Nos informamos da direção a seguir para alcançarmos o povoado de Tahua, que fica ao lado oeste do Vulcão, a partir da Ilha a "pista" melhora consideralvelmente, é bem marcada e deliciosamente lisa! Pedalamos até o entardecer e nos afastamos um pouco da rota para montarmos nossa casa de tecido. O céu começava a abrir um azul suave e o sol se despedia em meio a algumas nuvens insistentes, causando aqueles lindos reflexos que mais parecem a presença de Deus a nos abençoar. Nos sentimos verdadeiramente abençoados de estarmos mais uma noite ali, naquele lugar único no mundo, realizando um grande sonho, com o sol recuperamos a vontade de comemorar, pulamos, gritamos, fizemos fotos bobas e felizes da vida cozinhamos nossa gororoba para a janta, mais um macarrão com orégano, azeite e habas¹ que parecia um banquete para nós, estávamos famintos.

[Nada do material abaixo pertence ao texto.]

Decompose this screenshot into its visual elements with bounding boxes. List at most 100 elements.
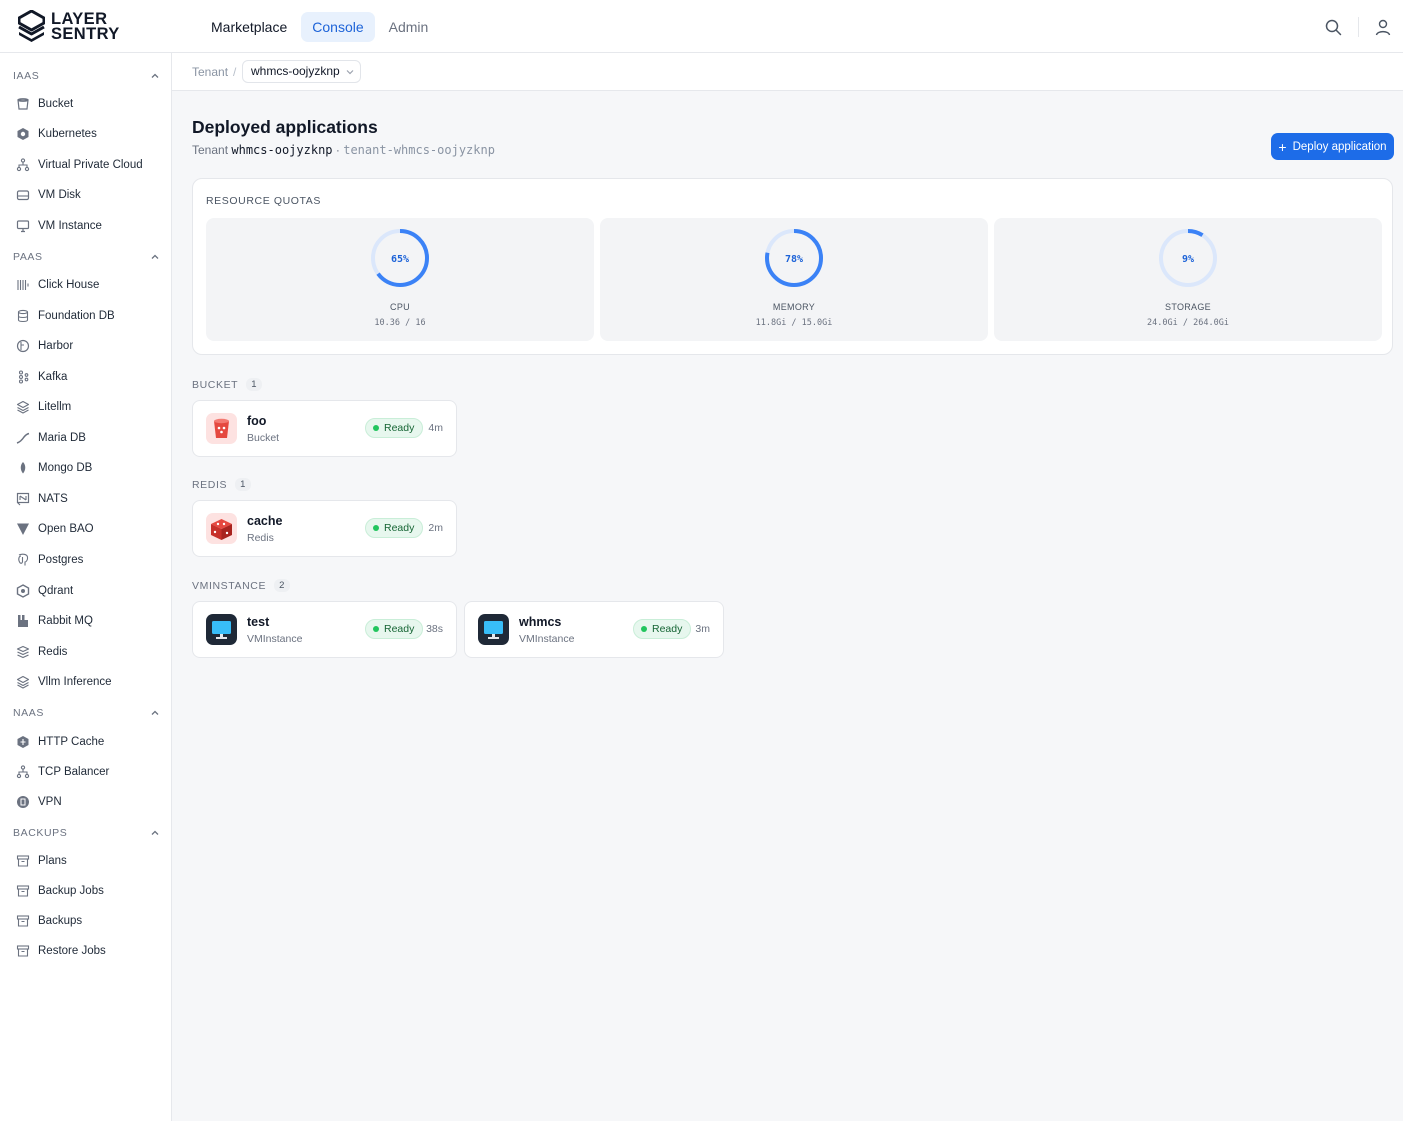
sidebar-item-kubernetes[interactable]: Kubernetes xyxy=(16,123,164,145)
top-actions xyxy=(1325,17,1391,37)
sidebar-item-restore-jobs[interactable]: Restore Jobs xyxy=(16,940,164,962)
sidebar-item-kafka[interactable]: Kafka xyxy=(16,366,164,388)
status-badge: Ready xyxy=(633,619,692,639)
sidebar-item-label: VM Disk xyxy=(38,189,81,201)
qdrant-icon xyxy=(16,584,30,598)
kubernetes-icon xyxy=(17,128,29,140)
sidebar-item-backups[interactable]: Backups xyxy=(16,910,164,932)
tab-marketplace[interactable]: Marketplace xyxy=(200,12,298,42)
search-icon[interactable] xyxy=(1325,19,1342,36)
sidebar-item-open-bao[interactable]: Open BAO xyxy=(16,518,164,540)
section-title: NAAS xyxy=(13,707,44,719)
sidebar-item-label: Virtual Private Cloud xyxy=(38,159,143,171)
sidebar-item-mongo-db[interactable]: Mongo DB xyxy=(16,457,164,479)
vpn-icon xyxy=(17,796,29,808)
sidebar-item-postgres[interactable]: Postgres xyxy=(16,549,164,571)
sidebar-item-label: Vllm Inference xyxy=(38,676,112,688)
sidebar-item-vpn[interactable]: VPN xyxy=(16,791,164,813)
sidebar-item-label: Postgres xyxy=(38,554,84,566)
deploy-application-button[interactable]: + Deploy application xyxy=(1271,133,1394,160)
sidebar-item-virtual-private-cloud[interactable]: Virtual Private Cloud xyxy=(16,154,164,176)
sidebar-item-label: Qdrant xyxy=(38,585,74,597)
divider xyxy=(1358,17,1359,37)
layer-sentry-logo-icon xyxy=(18,10,45,42)
app-card-test[interactable]: test VMInstance Ready 38s xyxy=(192,601,457,658)
brand-logo[interactable]: LAYER SENTRY xyxy=(18,10,120,43)
breadcrumb: Tenant / whmcs-oojyzknp xyxy=(172,53,1403,91)
sidebar-item-litellm[interactable]: Litellm xyxy=(16,396,164,418)
sidebar-item-http-cache[interactable]: HTTP Cache xyxy=(16,731,164,753)
app-card-whmcs[interactable]: whmcs VMInstance Ready 3m xyxy=(464,601,724,658)
app-age: 2m xyxy=(428,522,443,534)
sidebar-item-label: Maria DB xyxy=(38,432,86,444)
sidebar-item-bucket[interactable]: Bucket xyxy=(16,93,164,115)
sidebar-item-backup-jobs[interactable]: Backup Jobs xyxy=(16,880,164,902)
section-header-naas[interactable]: NAAS xyxy=(13,705,160,721)
sidebar-item-vm-instance[interactable]: VM Instance xyxy=(16,215,164,237)
breadcrumb-separator: / xyxy=(233,65,237,79)
tenant-selector-value: whmcs-oojyzknp xyxy=(251,64,340,78)
disk-icon xyxy=(16,190,30,201)
tenant-selector[interactable]: whmcs-oojyzknp xyxy=(242,60,361,83)
monitor-icon xyxy=(16,220,30,233)
app-name: test xyxy=(247,615,270,629)
sidebar-item-label: Kafka xyxy=(38,371,68,383)
rabbitmq-icon xyxy=(18,615,28,627)
group-count: 2 xyxy=(274,579,290,592)
sidebar-item-plans[interactable]: Plans xyxy=(16,850,164,872)
storage-usage: 24.0Gi / 264.0Gi xyxy=(1147,318,1229,328)
app-card-cache[interactable]: cache Redis Ready 2m xyxy=(192,500,457,557)
sidebar-item-vm-disk[interactable]: VM Disk xyxy=(16,184,164,206)
redis-app-icon xyxy=(206,513,237,544)
section-title: IAAS xyxy=(13,70,40,82)
kafka-icon xyxy=(18,370,29,384)
resource-quotas-card: RESOURCE QUOTAS 65% CPU 10.36 / 16 78% M… xyxy=(192,178,1393,355)
vm-app-icon xyxy=(478,614,509,645)
sidebar-item-label: Plans xyxy=(38,855,67,867)
group-title: REDIS xyxy=(192,478,228,491)
sidebar-item-vllm-inference[interactable]: Vllm Inference xyxy=(16,671,164,693)
app-name: foo xyxy=(247,414,267,428)
sidebar-item-maria-db[interactable]: Maria DB xyxy=(16,427,164,449)
sidebar-item-label: Litellm xyxy=(38,401,72,413)
app-name: whmcs xyxy=(519,615,562,629)
memory-percent: 78% xyxy=(785,254,803,265)
breadcrumb-root[interactable]: Tenant xyxy=(192,65,228,79)
section-header-iaas[interactable]: IAAS xyxy=(13,68,160,84)
status-label: Ready xyxy=(384,422,415,434)
sidebar-item-redis[interactable]: Redis xyxy=(16,641,164,663)
sidebar-item-foundation-db[interactable]: Foundation DB xyxy=(16,305,164,327)
sidebar-item-harbor[interactable]: Harbor xyxy=(16,335,164,357)
user-icon[interactable] xyxy=(1375,19,1391,36)
top-nav: Marketplace Console Admin xyxy=(200,12,442,42)
sidebar-item-label: Open BAO xyxy=(38,523,94,535)
sidebar-item-rabbit-mq[interactable]: Rabbit MQ xyxy=(16,610,164,632)
tab-admin[interactable]: Admin xyxy=(378,12,440,42)
sidebar-item-label: Mongo DB xyxy=(38,462,93,474)
section-title: BACKUPS xyxy=(13,827,68,839)
page-subtitle: Tenant whmcs-oojyzknp · tenant-whmcs-ooj… xyxy=(192,143,495,157)
tab-console[interactable]: Console xyxy=(301,12,375,42)
sidebar-item-label: NATS xyxy=(38,493,68,505)
sidebar-item-qdrant[interactable]: Qdrant xyxy=(16,580,164,602)
section-header-paas[interactable]: PAAS xyxy=(13,249,160,265)
sidebar-item-tcp-balancer[interactable]: TCP Balancer xyxy=(16,761,164,783)
sidebar-item-click-house[interactable]: Click House xyxy=(16,274,164,296)
status-dot xyxy=(373,626,379,632)
plus-icon: + xyxy=(1278,138,1287,155)
tenant-namespace: tenant-whmcs-oojyzknp xyxy=(343,143,495,157)
sidebar-item-nats[interactable]: NATS xyxy=(16,488,164,510)
top-bar: LAYER SENTRY Marketplace Console Admin xyxy=(0,0,1403,53)
group-header-bucket: BUCKET 1 xyxy=(192,378,263,391)
layers-icon xyxy=(16,400,30,414)
status-label: Ready xyxy=(652,623,683,635)
deploy-button-label: Deploy application xyxy=(1292,140,1387,153)
app-card-foo[interactable]: foo Bucket Ready 4m xyxy=(192,400,457,457)
group-count: 1 xyxy=(235,478,251,491)
status-label: Ready xyxy=(384,522,415,534)
app-type: VMInstance xyxy=(519,633,575,645)
brand-line-2: SENTRY xyxy=(51,24,120,43)
storage-percent: 9% xyxy=(1182,254,1194,265)
section-header-backups[interactable]: BACKUPS xyxy=(13,825,160,841)
status-dot xyxy=(373,425,379,431)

Na manhã seguinte frestas de azul celeste se mostravam como manchas esparsas no céu, fiquei imensamente feliz de finalmente ver alguma cor que não o branco acinzentado do dia anterior. Ficamos boa parte da manhã fazendo as mesmas poses patéticas, tal qual os turistas que vimos no dia anterior, centenas de fotos de perspectiva forçada até quase acabar a bateria da câmera, éramos crianças bobas e felizes. Pra completar nossa coletânea de fotos bobas, tiramos todas as roupas e pedalamos pelados por um pequeno trecho do deserto imenso. Mas assim que vimos um minúsculo veículo ao longe, começamos a nos vestir o mais rápido que pudemos, sentindo como se tivéssemos aprontando uma travessura. Poucas vezes na viagem nos divertimos e rimos tanto quanto nessa manhã, as mandíbulas doíam. Se alguém um dia por acidente ver estas fotos secretas vamos dizer que era porque precisávamos um pouco de vitamina D que havia faltado no dia anterior.

Ainda pela manhã alcançamos a margem norte do mar de sal, ao longe o brilho do sol refletido nos vidros das casas indicava onde estava o povoado. Chegamos à praça central da cidade justo quando desabou uma chuvarada de uma nuvem só, que esbarrava no Vulcão Tununpa. Dali em diante seguiríamos por uma estrada de terra, a primeira estrada de verdade desde que entramos na Bolívia.